Under the Tulsan Sun

One of the things I harp on is that creativity and invention are, contrary to popular opinion, hardly ever the result of bolts out of the blue. Instead, they are a result of synthesis — reading, studying, or seeing things that later come back to you in new and different ways.

Stand by for an example of that. It ain’t pretty, and it’s not a straight line from A to B.

Remember the Frances Mayes book from 1996 “Under the Tuscan Sun: A Life in Italy”? Of course, you do. It was big in the late 90s and made into a movie with Diane Lane in 2003. It wasn’t a great book, nor a great movie, but all us Italophiles lapped it up like Brunello di Montalcino. After all: we’d bought our first pasta machine in 1992 and made our own pesto. This combination in the media zeitgeist was probably responsible for us going to Tuscany in 1999. We rode bikes across the bucolic countryside (alternately described as The Tuscan Death March), stayed at a castle in Perugia, toured wineries and returned with carryon bags that clinked: wine and olive oil!

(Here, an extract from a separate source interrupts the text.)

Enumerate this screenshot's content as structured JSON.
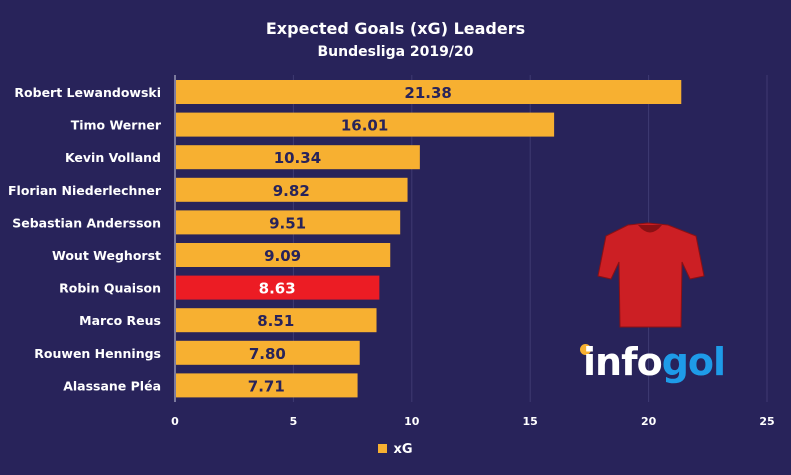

But I’m getting off track.

In the movie and the book, much symbolism was ascribed to a strange faucet mounted on the wall that never worked. I’ll not spoil it for you if you want to go read it or watch it on Amazon Prime, but last October through February when we had our midtown house listed for sale, I thought of that faucet when looking through the new eyes of potential buyers.

I’m not saying that our 1938 midtown Colonial Revival is like a Tuscan farmhouse, but it does have its’ eccentricities — built up over 81 years and 7 owners. Like the strange electrical outlet (seen above in the pic) that’s a full five feet off the floor, in the middle of a kitchen wall. We saw it when we bought the house in 2000 and got used to hiding it behind pictures, etc. No clue as to why it’s there. But with the house empty and no furniture or large frames to mask it, potential buyers were freaked out. They were also freaked out by a rear-facing staircase and a cool rounded plaster wall, but that’s for another post. My daughter uses this electrical outlet to charge her Chromebook during breakfast.

But much like every Tuscan villa you see, with evidence of bricked-up windows, every little eccentricity in our house is a result of someone’s “creative tradeoff” in years past — when they split the AC into two, there’s still a baffle lever that connects them. Or the “interesting” basement floor drain that used to tie into a passive sprinkler system after mellowing in an underground tank that we surmise is over 600 gallons. We also have 2 sanitary sewer lines — one out the back and one that goes out front, under the street. Some lost things we can only surmise — we think there used to be a toilet in the corner of what used to be the rented room (in WWII, for a nurse who lived here and worked down the street at St. John Hospital), now buried under concrete. The sewer pipe, not the nurse.

Many builders and flippers have come into our neighborhood and gutted lots of homes — everyone wants our location but no one wants classic features from the early-to-mid 20th Century. The house diagonal from us, slightly smaller but from the same period, is now twice as big, with every new appliance and current design thinking. I’m not opposed to new conveniences; but my current creative approach involves thinking differently about our Colonial Revival home…or any Classic midtown Tulsa home. Think of it like a Mullet: business in the front (classic lines and nothing that changes the original curb-appeal) and party in the back (bumped-out kitchen, great room, and maybe a pool).

When we remodel the kitchen, no doubt we’ll cap off that receptacle and maybe float some plaster over this wall or replace the plaster with drywall, hiding it forever. Future owners, while sitting on high stools at an alabaster counter, will have no idea it was ever there. They’ll have to ignite their creativity in other ways. And perhaps in the years to come, someone will demo this wall and then have their own story of creativity to tell.